Cependant, malgré cet investissement stratégique, les choses n’ont pas évolué comme prévu. Les ambitions de Xavier Niel étaient de prendre le contrôle opérationnel de Proximus, tout en permettant à l’État belge de conserver sa part au capital. Cette stratégie avait été largement discutée dans les médias, suscitant à la fois espoir et scepticisme.

Les obstacles rencontrés par Xavier Niel

La tentative de Xavier Niel de prendre le contrôle de Proximus s’est heurtée à des obstacles majeurs. Les autorités locales ont manifesté un certain scepticisme face à l’idée de changer le management de l’opérateur télécom. Stefaan De Clerck, président du conseil d’administration de Proximus, avait exprimé publiquement son opposition à cette initiative, indiquant que le moment n’était pas encore venu pour un tel changement.

Les détails précis des résistances rencontrées par Niel n’ont pas été entièrement dévoilés, mais il est clair que les discussions n’ont pas abouti à une solution satisfaisante pour les deux parties. Cette opposition a finalement conduit Xavier Niel à reconsidérer sa stratégie et à vendre la majorité de ses parts, ramenant ainsi sa participation en dessous du seuil de 1% requis pour être considéré comme un actionnaire influent.

Le retrait de Xavier Niel et ses implications

Le 5 mai 2026, Xavier Niel a officialisé son retrait en cédant la majorité de ses parts dans Proximus. Cette décision marque la fin de ses ambitions en Belgique, du moins pour le moment. En se retirant, Niel reconnaît implicitement que ses objectifs initiaux n’ont pas été atteints et que les conditions locales n’étaient pas favorables à la réalisation de ses projets.

Ce retrait pourrait également être interprété comme une réévaluation stratégique de ses investissements internationaux, Niel ayant récemment investi dans d’autres marchés, notamment en Amérique latine avec Telefónica Chili.
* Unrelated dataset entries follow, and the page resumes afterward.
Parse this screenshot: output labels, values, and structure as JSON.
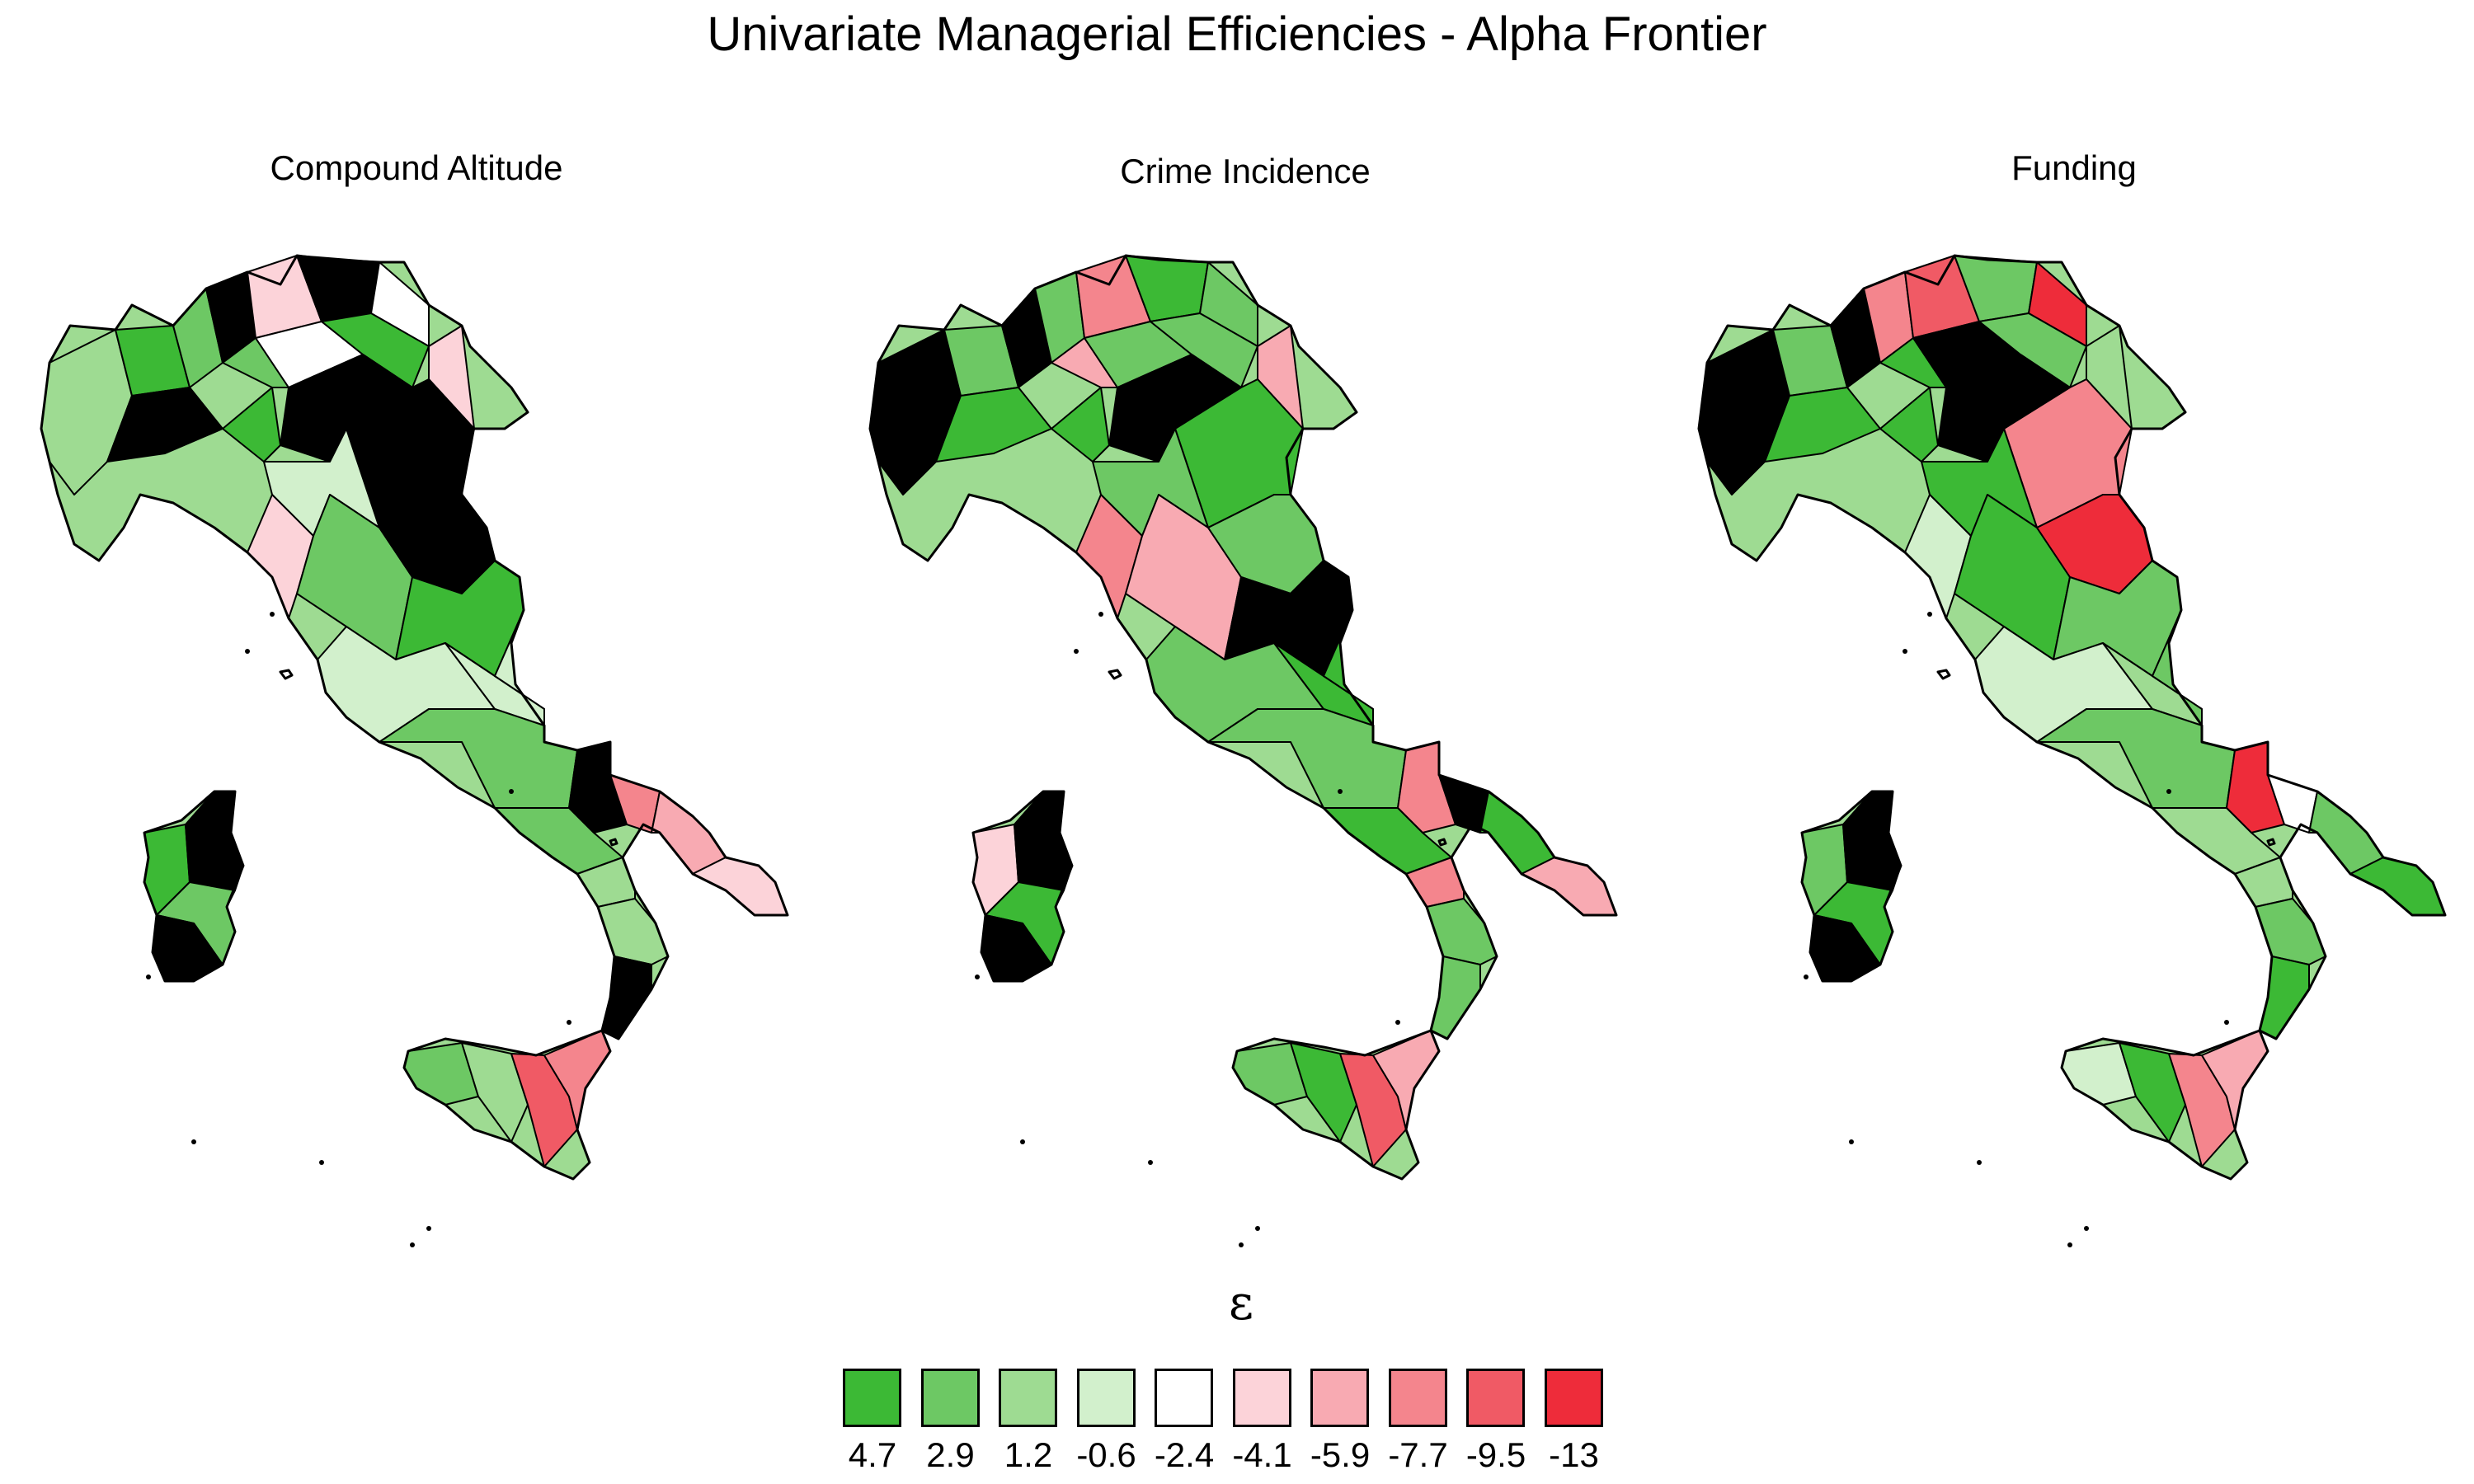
{
  "title": "Univariate Managerial Efficiencies - Alpha Frontier",
  "panels": [
    {
      "title": "Compound Altitude"
    },
    {
      "title": "Crime Incidence"
    },
    {
      "title": "Funding"
    }
  ],
  "legend": {
    "title": "ε",
    "labels": [
      "4.7",
      "2.9",
      "1.2",
      "-0.6",
      "-2.4",
      "-4.1",
      "-5.9",
      "-7.7",
      "-9.5",
      "-13"
    ],
    "colors": [
      "#3cb935",
      "#6dc864",
      "#9edb92",
      "#d2f0cc",
      "#ffffff",
      "#fcd3d9",
      "#f8aab2",
      "#f4858d",
      "#f05a65",
      "#ee2c3a"
    ],
    "missing_color": "#000000"
  },
  "chart_data": {
    "type": "choropleth",
    "region": "Italy (administrative districts)",
    "variables": [
      "Compound Altitude",
      "Crime Incidence",
      "Funding"
    ],
    "color_scale_breaks": [
      4.7,
      2.9,
      1.2,
      -0.6,
      -2.4,
      -4.1,
      -5.9,
      -7.7,
      -9.5,
      -13
    ]
  }
}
Cela démontre la nature fluctuante et incertaine des investissements dans le secteur des télécommunications, où les dynamiques politiques et économiques locales jouent un rôle crucial.

Les perspectives de Xavier Niel en Amérique latine

En parallèle de ses ambitions en Belgique, Xavier Niel a également concentré ses efforts sur le marché sud-américain. En 2023, il était devenu l’actionnaire majoritaire de Telefónica Chili, une entreprise de télécommunications bien implantée. Cette acquisition reflète la volonté de Niel d’étendre son influence dans une région où le potentiel de croissance est encore important. L’Amérique latine représente un marché en plein essor pour les télécommunications, avec une demande croissante pour les services numériques et mobiles.

Cette diversification géographique pourrait permettre à Niel de compenser l’échec de son expansion en Belgique et de capitaliser sur des opportunités plus prometteuses. Les marchés émergents offrent souvent des perspectives de croissance plus rapides, bien que les risques soient également plus élevés. Seul l’avenir dira si cette stratégie portera ses fruits.

Les défis du secteur des télécommunications en Europe

Le secteur des télécommunications en Europe est confronté à de nombreux défis, notamment en matière de régulation et de concurrence. Les grandes entreprises comme Proximus doivent naviguer dans un environnement complexe où l’intervention de l’État et les réglementations strictes peuvent freiner les initiatives entrepreneuriales. Ce contexte explique en partie les difficultés rencontrées par Xavier Niel lors de sa tentative de prise de contrôle de Proximus.

En outre, le marché européen est mature, avec une croissance limitée par rapport à d’autres régions du monde. Les opérateurs doivent donc innover constamment pour maintenir leur position concurrentielle. Des entreprises comme Orange, Vodafone et Deutsche Telekom investissent massivement dans les technologies 5G et les services numériques pour répondre à la demande croissante des consommateurs pour des services de meilleure qualité. Pour les investisseurs et les entrepreneurs, cela signifie qu’il est essentiel de développer des stratégies bien pensées pour réussir dans ce secteur en constante évolution.